Чтобы дворы были не скучные, весной в них сажали цветы. Цветы пахли конфетами, вся улица пахла конфетами, просто благоухала: мятными, барбарисками, монпансье из железных коробочек, подушечками. В сентябре во дворах поспевал виноград – главный конкурент цветам. Он доминировал над всем и очень этим гордился. Король по имени Длинная Шея. Ветер разносил пьянящие запахи изабеллы по всему городу, гнал их через мост в центр и на другую сторону речки. И если кого-то когда-то спрашивали, чем пахнет Ужгород, он, не задумываясь, отвечал: «Виноградом».
Осенью в питварах развешивали гроздья карминных перцев и охристых кукурузных початков, потому что все мы любим горький перец. Как без него бограч сваришь? Кукурузой кормили кур, которые важно ходили во дворах, поросших мелкой солнечной ромашкой и громко кудахтали. Вся эта красота росла в маленьких ухоженных огородах. 
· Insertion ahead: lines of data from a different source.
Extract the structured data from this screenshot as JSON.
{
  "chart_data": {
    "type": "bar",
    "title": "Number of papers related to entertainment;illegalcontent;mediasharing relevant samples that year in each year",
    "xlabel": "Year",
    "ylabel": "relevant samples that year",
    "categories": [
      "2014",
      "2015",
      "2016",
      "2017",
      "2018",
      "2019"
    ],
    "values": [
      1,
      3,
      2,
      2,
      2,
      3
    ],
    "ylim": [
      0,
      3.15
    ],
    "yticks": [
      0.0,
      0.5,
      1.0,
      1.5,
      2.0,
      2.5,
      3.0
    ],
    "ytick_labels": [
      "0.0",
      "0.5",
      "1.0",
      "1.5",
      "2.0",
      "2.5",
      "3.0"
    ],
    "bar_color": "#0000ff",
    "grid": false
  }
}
В каждом домике на чердаке жили добрые домовые. Они охраняли своих хозяев от недоброго глаза, но хозяева об этом даже не догадывались. Домовой – тайна дома. Его никто не видит, никто не знает, но он присутствует. Иногда домовым становилось скучно или просто холодно на чердаках. Тогда они спускались в комнаты и прятали ножи, вилки, ложки. Была у них лёгкая непреходящая страсть к блестящим предметам, и что греха таить, просто хотелось поиграть. Хозяева сбивались с ног, искали домашнюю утварь. Домовые, натешившись, подбрасывали предметы, будто ничего и не случилось, да так, чтобы они лежали на самых видных местах. Люди удивлялись, ничего не понимали. Только старушки ставили по углам миски с молоком и что-то шептали себе под нос.Они знали – шалунов надо ублажать.
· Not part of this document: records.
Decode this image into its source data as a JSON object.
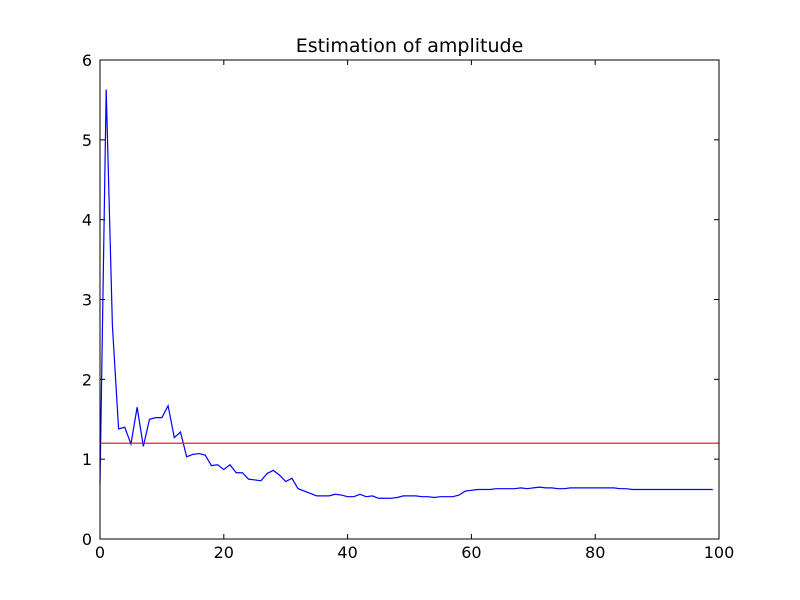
{
  "chart_data": {
    "type": "line",
    "title": "Estimation of amplitude",
    "xlabel": "",
    "ylabel": "",
    "xlim": [
      0,
      100
    ],
    "ylim": [
      0,
      6
    ],
    "xticks": [
      0,
      20,
      40,
      60,
      80,
      100
    ],
    "yticks": [
      0,
      1,
      2,
      3,
      4,
      5,
      6
    ],
    "grid": false,
    "legend": "none",
    "series": [
      {
        "color": "#0000ff",
        "x": [
          0,
          1,
          2,
          3,
          4,
          5,
          6,
          7,
          8,
          9,
          10,
          11,
          12,
          13,
          14,
          15,
          16,
          17,
          18,
          19,
          20,
          21,
          22,
          23,
          24,
          25,
          26,
          27,
          28,
          29,
          30,
          31,
          32,
          33,
          34,
          35,
          36,
          37,
          38,
          39,
          40,
          41,
          42,
          43,
          44,
          45,
          46,
          47,
          48,
          49,
          50,
          51,
          52,
          53,
          54,
          55,
          56,
          57,
          58,
          59,
          60,
          61,
          62,
          63,
          64,
          65,
          66,
          67,
          68,
          69,
          70,
          71,
          72,
          73,
          74,
          75,
          76,
          77,
          78,
          79,
          80,
          81,
          82,
          83,
          84,
          85,
          86,
          87,
          88,
          89,
          90,
          91,
          92,
          93,
          94,
          95,
          96,
          97,
          98,
          99
        ],
        "y": [
          0.7,
          5.63,
          2.68,
          1.38,
          1.4,
          1.19,
          1.65,
          1.16,
          1.5,
          1.52,
          1.52,
          1.67,
          1.27,
          1.34,
          1.03,
          1.06,
          1.07,
          1.05,
          0.92,
          0.93,
          0.87,
          0.93,
          0.83,
          0.83,
          0.75,
          0.74,
          0.73,
          0.82,
          0.86,
          0.8,
          0.72,
          0.76,
          0.63,
          0.6,
          0.57,
          0.54,
          0.54,
          0.54,
          0.56,
          0.55,
          0.53,
          0.53,
          0.56,
          0.53,
          0.54,
          0.51,
          0.51,
          0.51,
          0.52,
          0.54,
          0.54,
          0.54,
          0.53,
          0.53,
          0.52,
          0.53,
          0.53,
          0.53,
          0.55,
          0.6,
          0.61,
          0.62,
          0.62,
          0.62,
          0.63,
          0.63,
          0.63,
          0.63,
          0.64,
          0.63,
          0.64,
          0.65,
          0.64,
          0.64,
          0.63,
          0.63,
          0.64,
          0.64,
          0.64,
          0.64,
          0.64,
          0.64,
          0.64,
          0.64,
          0.63,
          0.63,
          0.62,
          0.62,
          0.62,
          0.62,
          0.62,
          0.62,
          0.62,
          0.62,
          0.62,
          0.62,
          0.62,
          0.62,
          0.62,
          0.62
        ]
      },
      {
        "color": "#ff0000",
        "x": [
          0,
          100
        ],
        "y": [
          1.2,
          1.2
        ]
      }
    ]
  }
}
Домовых на улице было много. Один дом – один домовой. Однажды ребята решили объединиться в профсоюзы, чтобы защищать и помогать старым людям. Каждый день они видели, как бабушки сидели в питварах и грелись на солнышке. Ещё общипывали кур и уток, копались в огородах и постоянно ворчали, потому что бабушки просто обязаны ворчать, на то они и жизнь прожили, обо всём знают, всё забывают, под ногами путаются.
Что такое профсоюзы никто из них не знал, просто слово, подслушанное у людей, понравилось. Буква «ф-ф-ф» шипела, как уличные коты, и напоминало по звучанию их длинные изогнутые хвосты. Ох, уж эти романтические натуры! Всегда что-то выдумают непонятное.
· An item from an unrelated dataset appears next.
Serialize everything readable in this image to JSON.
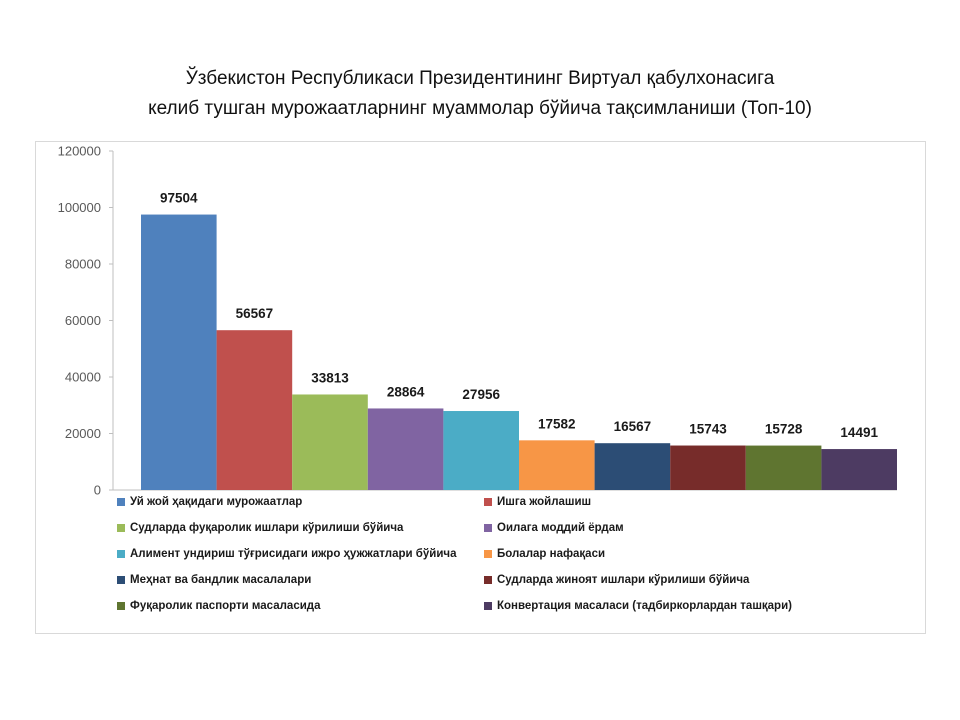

В начале улицы стояли два больших, красивых дома. Домовые в них ютились, как в общежитии, и им было плохо. Они подговорили остальных членов профсоюза уйти и поселиться в больших и красивых домах, что напротив. Люди поживут-поживут, затоскуют, поймут, что им что-то не хватает и построят новые прекрасные дома с башнями и башенками, сказочными шпилями. И как только это сделают, домовые сразу же вернутся в новые комфортные условия. Теперь все абсолютно невидимые существа смотрели с левого берега на правый, и наслаждались видом зданий, что по ту сторону реки. Действительно, очень красиво. И они ушли. Все, как один. Ради прекрасного будущего своих хозяев. Никто не знал, что тех, кто строил там, на другом берегу, давно уже в городе нет. Новые хозяева были совсем другими. С виду, как все, а внутри не такие. Чего-то там у них не хватало. Обрубки они и есть обрубки. Одна старушка, сидя в питваре на скамеечке, рассказывала внуку: причина в том, что новые власти города не изучали в школе древнегреческий. Внук сильно удивлялся. Зачем вообще помнить о мёртвом языке, но бабушка настаивала. Древнегреческий звучит, как море: плещется, нарастает, колышется, баюкает. Море – это мечта, сила стихии, вдохновение, праздник, счастье, горизонт, дерзание, бескрайние просторы. Моря соединяются с океанами, выходит бесконечно. Та-та-та, та-та-та, та-та-та. Гекзаметр называется. В нём вся тайна эллинов. Мы же по сути их потомки. Если нет, то откуда вся наша цивилизация, Господи прости? Кто его, моря, не слышит в себе, тот и не человек вовсе, только сверху. Внутри полый. Требуха, конечно, есть, но как у куклы. Чтобы распознать, надо по голове постучать, тогда звук пойдёт, как из пустого ведра. Это у тех, кто древнегреческий не изучал. У остальных всё нормально будет. Но кто же даст себе по голове стучать? В этом вся сложность и заключается. Новые наполнены цитатами и лозунгами. Звучными такими и красивыми-красивыми, но тоже пустыми. Не гекзаметр вовсе. Бабушка презрительно поводила плечами, замолкала и шла подвязывать виноград, чтобы шею не сломал. Иначе, какой же он король со сломанной шеей.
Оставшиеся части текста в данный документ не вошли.